The main challenges of the downstream are in complexity of processes, siloed organization and people who want to control the data. From my experience, it is very hard to present long term ROI for downstream usage. Companies are managing efficiency in very different ways. I remember one company that was counting the number of transformation data is going through from CAD to procurement. The trick is to communicate the true business efficiency. ERP integration topic usually comes in every single PLM implementation I’ve seen, but many companies are afraid of complexity to keep it down to manual data exchange. But the topic is super painful for every single organization. Increased complexity of the product and the demand to speed communication for mass customization and advanced engineering to order works can easily bring PLM-ERP use case up to one of the top criteria related to the decision of moving ahead with PLM implementation.

But there is some good news. Companies are now focused on Digital Transformation and these projects are focusing on how to transform communicating and other processes by using new digital technologies. In my view, this is also an opportunity to improve downstream data usage. The later can be a big deal for PLM companies. Digital transformation won’t make PLM-ERP easier. Actually it can make it more urgent. Modern systems offer many advantages. However, these systems require applications to extracting data and using web services instead of old fashion Excel export files. This is a piece of good and bad news at the same time. Data is more accurate, but integrations are absolutely needed. In the past, you’ve been able to dump data into Excel “messware” and then blame people for mistakes.

The wide adoption of digital transformation is coming on top of the growing complexity of product data, demand for mass customization and a growing number of engineering to order product development. Customization is everywhere. Therefore I can hear voices towards establishing the so-called “digital thread” of data and related information pieces. The speed of data transfer is significantly impacting the adoption and this is how manufacturing companies will be coming back to improved communication and data sharing downstream as an opportunity to improve the processes and make them “connected”.

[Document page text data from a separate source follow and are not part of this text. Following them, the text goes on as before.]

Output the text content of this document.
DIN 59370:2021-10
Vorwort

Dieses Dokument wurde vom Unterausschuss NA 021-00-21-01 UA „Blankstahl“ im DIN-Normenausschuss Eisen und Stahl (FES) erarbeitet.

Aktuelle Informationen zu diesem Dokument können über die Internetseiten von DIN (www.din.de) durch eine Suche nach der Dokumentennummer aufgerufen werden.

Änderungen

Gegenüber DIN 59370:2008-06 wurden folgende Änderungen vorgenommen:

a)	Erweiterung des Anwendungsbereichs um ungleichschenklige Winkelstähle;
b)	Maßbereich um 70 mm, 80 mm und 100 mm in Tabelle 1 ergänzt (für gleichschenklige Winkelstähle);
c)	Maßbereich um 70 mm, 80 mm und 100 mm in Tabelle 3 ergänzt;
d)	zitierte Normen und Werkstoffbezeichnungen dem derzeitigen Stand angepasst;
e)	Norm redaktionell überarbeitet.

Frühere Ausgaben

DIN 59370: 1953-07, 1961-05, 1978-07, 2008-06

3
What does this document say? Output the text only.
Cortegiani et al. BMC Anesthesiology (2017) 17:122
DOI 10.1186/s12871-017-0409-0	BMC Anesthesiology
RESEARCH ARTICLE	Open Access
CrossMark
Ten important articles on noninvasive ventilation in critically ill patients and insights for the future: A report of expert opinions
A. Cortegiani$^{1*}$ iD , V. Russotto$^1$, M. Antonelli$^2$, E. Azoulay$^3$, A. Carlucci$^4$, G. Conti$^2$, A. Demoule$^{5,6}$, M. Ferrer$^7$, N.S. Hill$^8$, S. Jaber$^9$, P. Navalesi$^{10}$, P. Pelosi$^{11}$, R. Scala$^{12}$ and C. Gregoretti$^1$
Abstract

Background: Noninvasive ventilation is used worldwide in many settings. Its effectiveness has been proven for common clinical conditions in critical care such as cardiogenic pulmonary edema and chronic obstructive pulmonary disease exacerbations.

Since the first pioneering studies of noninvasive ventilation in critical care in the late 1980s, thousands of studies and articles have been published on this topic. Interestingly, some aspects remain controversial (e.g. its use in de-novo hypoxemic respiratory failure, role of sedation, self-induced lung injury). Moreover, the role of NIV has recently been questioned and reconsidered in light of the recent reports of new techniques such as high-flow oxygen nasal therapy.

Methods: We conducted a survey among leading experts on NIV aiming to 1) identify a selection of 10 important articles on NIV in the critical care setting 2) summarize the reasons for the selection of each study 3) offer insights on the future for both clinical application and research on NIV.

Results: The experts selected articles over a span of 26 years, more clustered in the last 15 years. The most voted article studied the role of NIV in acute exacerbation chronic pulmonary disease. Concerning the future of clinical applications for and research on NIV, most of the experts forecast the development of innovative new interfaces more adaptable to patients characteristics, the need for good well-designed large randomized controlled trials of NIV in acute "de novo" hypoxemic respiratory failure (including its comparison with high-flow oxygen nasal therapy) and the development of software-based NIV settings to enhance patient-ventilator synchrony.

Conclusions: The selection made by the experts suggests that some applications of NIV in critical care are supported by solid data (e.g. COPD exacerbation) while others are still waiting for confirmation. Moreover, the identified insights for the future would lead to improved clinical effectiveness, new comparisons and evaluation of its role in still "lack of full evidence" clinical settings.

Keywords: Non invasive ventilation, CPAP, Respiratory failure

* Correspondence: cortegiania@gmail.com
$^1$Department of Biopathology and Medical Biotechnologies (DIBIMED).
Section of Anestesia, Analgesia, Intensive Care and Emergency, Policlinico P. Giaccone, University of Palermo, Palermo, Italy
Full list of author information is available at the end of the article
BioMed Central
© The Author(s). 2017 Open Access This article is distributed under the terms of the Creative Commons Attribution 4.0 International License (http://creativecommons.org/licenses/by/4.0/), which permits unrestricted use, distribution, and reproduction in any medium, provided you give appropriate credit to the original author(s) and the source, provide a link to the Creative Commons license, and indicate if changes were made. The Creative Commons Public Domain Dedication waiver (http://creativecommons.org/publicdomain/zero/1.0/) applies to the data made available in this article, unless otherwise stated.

So, what does it mean for PLM vendors and other companies in the business of engineering and manufacturing software? I can see two main opportunities that can convince PLM vendors to move faster into solving the problem of downstream application usage.

1- Data as a Service

By providing information downstream, CAD and PLM vendors might discover new business models which will be totally relied on data usage. Modern multi-tenant data management systems can deliver a sufficient amount of intelligence that can be used later on to optimize decision support.

2- Streamline Processes and Improve Data Handover

An increased interest in connecting people and processes raises the question of how to improve the sharing of information. To provide real-time access can become a significant business driver. It goes both ways. Knowing what downstream users need can also help to optimize the process of data sharing without sacrificing the speed of communication.

What is my conclusion? Manufacturing is transforming and this process created a real demand for changes in the way systems and data are integrated. As manufacturing companies are moving forward, the danger for PLM vendors is to stay with two-decades-old technologies in isolation. New SaaS software vendors can iterate fast and sell products and services to customers, performing upgrades after upgrades to improve data flows and simultaneous data access. In order not to say locked, CAD and PLM vendors should innovate in the downstream applications to make data easily available, shared and integrated. Cloud services and SaaS applications can provide services for downstream users and lock the CAD/PLM system in the old scope of engineering, which won’t be a good thing for CAD/PLM business. Therefore 2020 is a great year to focus on data availability and data intelligence to insure future PLM business. Just my thoughts…

Best, Oleg

Disclaimer: I’m co-founder and CEO of OpenBOM developing cloud-based bill of materials and inventory management tool for manufacturing companies, hardware startups, and supply chain. My opinion can be unintentionally biased.